Die Shoppingtour am Abend durch Biala blieb erwartungsgemäß von geringem Erfolg gekrönt. Am Ende brachte sie uns eine quietschgelbe Sonnenschirmhalterung ein, die sich bequem mit der Hand in den weichen Sand drehen ließ. Eine deutliche Verbesserung zum bisherigen mühevollen Buddeln! Außerdem erwarben wir eine Flasche Wein.

Das „mondäne Abendessen“ in einem der Grillrestaurants dagegen konnte sich wirklich sehen lassen.
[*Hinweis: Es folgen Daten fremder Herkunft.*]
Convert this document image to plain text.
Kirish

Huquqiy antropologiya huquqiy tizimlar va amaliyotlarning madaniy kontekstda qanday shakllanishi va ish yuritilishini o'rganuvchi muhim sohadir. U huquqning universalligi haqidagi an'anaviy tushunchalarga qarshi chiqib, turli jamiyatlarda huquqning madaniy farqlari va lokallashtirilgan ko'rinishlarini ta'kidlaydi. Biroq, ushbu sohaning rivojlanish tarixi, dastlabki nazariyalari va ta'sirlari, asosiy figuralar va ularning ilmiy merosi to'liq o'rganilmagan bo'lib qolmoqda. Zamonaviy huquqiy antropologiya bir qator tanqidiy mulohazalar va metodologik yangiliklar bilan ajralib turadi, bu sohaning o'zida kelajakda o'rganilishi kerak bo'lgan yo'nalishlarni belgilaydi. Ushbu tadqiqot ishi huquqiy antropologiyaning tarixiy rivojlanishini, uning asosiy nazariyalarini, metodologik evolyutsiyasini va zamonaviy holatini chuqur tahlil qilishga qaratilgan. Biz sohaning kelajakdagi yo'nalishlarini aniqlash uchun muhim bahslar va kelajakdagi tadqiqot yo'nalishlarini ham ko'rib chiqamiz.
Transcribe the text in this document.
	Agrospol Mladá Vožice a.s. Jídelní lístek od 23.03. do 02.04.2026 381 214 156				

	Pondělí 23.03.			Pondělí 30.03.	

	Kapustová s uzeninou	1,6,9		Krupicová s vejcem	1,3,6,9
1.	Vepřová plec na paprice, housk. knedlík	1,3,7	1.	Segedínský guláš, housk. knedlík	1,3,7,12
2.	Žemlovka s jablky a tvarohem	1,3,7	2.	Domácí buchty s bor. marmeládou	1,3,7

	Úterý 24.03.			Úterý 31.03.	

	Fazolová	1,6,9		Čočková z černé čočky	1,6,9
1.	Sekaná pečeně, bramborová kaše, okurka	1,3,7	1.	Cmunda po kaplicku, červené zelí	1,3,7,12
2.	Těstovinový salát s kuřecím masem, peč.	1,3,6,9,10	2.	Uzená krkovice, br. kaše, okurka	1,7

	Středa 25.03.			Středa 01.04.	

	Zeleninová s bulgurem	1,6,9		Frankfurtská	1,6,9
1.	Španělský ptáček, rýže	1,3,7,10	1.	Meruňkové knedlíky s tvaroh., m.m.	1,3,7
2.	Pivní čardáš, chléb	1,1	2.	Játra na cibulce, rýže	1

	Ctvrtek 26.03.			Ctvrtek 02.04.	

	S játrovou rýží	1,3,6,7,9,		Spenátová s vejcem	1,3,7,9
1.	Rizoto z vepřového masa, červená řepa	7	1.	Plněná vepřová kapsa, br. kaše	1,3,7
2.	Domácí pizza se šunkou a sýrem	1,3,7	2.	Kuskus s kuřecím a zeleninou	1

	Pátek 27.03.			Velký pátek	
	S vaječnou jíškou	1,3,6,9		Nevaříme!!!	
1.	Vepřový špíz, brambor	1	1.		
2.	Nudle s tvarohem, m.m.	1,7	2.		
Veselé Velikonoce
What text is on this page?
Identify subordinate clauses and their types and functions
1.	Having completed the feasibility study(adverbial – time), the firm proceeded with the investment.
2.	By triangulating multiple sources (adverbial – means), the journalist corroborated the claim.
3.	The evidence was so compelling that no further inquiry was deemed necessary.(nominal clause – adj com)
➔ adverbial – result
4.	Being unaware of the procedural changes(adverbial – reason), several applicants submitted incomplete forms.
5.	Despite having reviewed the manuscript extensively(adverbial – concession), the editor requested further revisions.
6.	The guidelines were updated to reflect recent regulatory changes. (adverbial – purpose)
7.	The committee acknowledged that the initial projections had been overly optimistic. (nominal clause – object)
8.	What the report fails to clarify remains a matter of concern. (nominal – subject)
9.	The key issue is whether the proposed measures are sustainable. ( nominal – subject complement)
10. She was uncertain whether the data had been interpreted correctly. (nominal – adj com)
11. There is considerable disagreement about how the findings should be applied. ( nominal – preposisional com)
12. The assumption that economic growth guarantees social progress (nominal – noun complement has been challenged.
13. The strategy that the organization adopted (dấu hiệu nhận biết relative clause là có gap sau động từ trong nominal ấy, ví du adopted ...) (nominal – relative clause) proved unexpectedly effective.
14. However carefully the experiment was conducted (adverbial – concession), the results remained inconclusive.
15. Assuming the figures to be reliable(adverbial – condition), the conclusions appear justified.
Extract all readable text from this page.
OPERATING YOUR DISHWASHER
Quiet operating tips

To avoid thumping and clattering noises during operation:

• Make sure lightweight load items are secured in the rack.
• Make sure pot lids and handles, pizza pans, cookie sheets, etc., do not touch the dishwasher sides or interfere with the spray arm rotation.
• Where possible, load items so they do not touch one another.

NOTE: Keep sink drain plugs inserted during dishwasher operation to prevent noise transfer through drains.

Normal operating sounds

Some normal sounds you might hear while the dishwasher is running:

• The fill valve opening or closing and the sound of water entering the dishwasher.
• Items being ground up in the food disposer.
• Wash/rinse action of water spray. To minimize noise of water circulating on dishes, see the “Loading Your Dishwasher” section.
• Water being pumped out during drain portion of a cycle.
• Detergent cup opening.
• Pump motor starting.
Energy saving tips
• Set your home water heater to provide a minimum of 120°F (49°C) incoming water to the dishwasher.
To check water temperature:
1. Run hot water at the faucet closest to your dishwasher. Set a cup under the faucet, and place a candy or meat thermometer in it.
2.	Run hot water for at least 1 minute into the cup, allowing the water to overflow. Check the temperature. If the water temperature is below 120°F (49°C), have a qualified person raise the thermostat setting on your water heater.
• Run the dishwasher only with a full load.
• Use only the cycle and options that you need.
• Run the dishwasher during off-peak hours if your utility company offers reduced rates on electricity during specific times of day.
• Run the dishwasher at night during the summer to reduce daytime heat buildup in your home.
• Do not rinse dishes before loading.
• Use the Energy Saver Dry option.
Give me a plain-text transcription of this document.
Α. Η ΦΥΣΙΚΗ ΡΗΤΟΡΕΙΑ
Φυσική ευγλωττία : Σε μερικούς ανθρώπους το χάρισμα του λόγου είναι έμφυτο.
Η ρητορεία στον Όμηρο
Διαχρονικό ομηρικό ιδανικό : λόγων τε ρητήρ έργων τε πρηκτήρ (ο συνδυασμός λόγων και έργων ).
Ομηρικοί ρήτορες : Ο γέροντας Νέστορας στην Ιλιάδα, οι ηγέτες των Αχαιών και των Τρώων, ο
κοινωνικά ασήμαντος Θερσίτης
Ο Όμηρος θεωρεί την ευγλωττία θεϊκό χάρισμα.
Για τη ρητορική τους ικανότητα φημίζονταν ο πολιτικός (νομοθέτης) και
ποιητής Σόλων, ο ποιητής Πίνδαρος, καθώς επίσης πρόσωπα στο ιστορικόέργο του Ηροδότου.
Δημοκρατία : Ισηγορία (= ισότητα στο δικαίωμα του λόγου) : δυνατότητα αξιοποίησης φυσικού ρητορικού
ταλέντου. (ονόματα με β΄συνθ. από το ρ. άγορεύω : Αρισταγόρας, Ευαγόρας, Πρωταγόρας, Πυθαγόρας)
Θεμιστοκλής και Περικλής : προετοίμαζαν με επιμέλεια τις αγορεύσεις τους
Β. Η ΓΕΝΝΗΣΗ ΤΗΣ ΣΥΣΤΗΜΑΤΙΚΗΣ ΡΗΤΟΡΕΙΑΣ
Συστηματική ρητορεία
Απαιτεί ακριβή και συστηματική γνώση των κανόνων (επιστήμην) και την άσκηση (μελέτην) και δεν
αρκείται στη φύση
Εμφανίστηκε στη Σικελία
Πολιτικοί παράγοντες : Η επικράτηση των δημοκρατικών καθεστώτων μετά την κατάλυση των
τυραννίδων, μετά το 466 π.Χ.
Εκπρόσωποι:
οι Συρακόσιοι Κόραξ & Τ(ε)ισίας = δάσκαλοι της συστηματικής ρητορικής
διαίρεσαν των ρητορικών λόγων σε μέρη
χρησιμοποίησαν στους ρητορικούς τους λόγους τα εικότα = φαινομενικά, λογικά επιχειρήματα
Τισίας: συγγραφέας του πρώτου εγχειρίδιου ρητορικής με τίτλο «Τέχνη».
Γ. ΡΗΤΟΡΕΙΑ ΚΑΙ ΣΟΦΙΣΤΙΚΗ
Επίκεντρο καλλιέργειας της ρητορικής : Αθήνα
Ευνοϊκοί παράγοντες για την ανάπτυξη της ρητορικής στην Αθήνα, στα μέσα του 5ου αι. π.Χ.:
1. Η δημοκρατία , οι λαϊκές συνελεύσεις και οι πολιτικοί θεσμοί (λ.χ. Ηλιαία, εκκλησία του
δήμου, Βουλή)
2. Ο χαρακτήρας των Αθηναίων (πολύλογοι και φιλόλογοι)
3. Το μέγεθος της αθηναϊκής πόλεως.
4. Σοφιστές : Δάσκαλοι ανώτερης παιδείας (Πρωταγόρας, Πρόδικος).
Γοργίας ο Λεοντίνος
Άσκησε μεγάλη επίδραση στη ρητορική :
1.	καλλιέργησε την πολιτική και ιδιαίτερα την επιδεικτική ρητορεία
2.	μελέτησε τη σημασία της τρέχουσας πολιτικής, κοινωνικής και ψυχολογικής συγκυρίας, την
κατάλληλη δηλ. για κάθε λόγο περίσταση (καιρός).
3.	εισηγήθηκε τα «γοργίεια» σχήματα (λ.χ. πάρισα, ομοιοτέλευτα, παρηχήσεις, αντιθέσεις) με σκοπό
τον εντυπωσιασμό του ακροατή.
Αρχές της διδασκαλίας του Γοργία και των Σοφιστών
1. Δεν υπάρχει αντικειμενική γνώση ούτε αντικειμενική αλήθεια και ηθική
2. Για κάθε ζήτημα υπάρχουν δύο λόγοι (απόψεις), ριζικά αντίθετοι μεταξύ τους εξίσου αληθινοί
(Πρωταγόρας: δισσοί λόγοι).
Der knackige Schöpskasalat erfrischte nach so einem heißen Tag wunderbar. Die würzigen Kebabtscheta-Hackfleischröllchen schmeckten ebenso „phänomenal“ wie der knusprig gebratene Schwarzmeerfisch. Corinne war zufrieden und wenn es ihr gut ging, hatte auch ich keinen Grund, zu klagen. Vergnügt sah ich einer fröhlichen Nacht entgegen.

Dummerweise machte ich die Rechnung ohne den Wirt. Und zwar im wahrsten Sinne des Wortes. Besagter Wirt nämlich, der Inhaber unserer kleinen Ferienwohnung, fing uns am Tor der Anlage ab.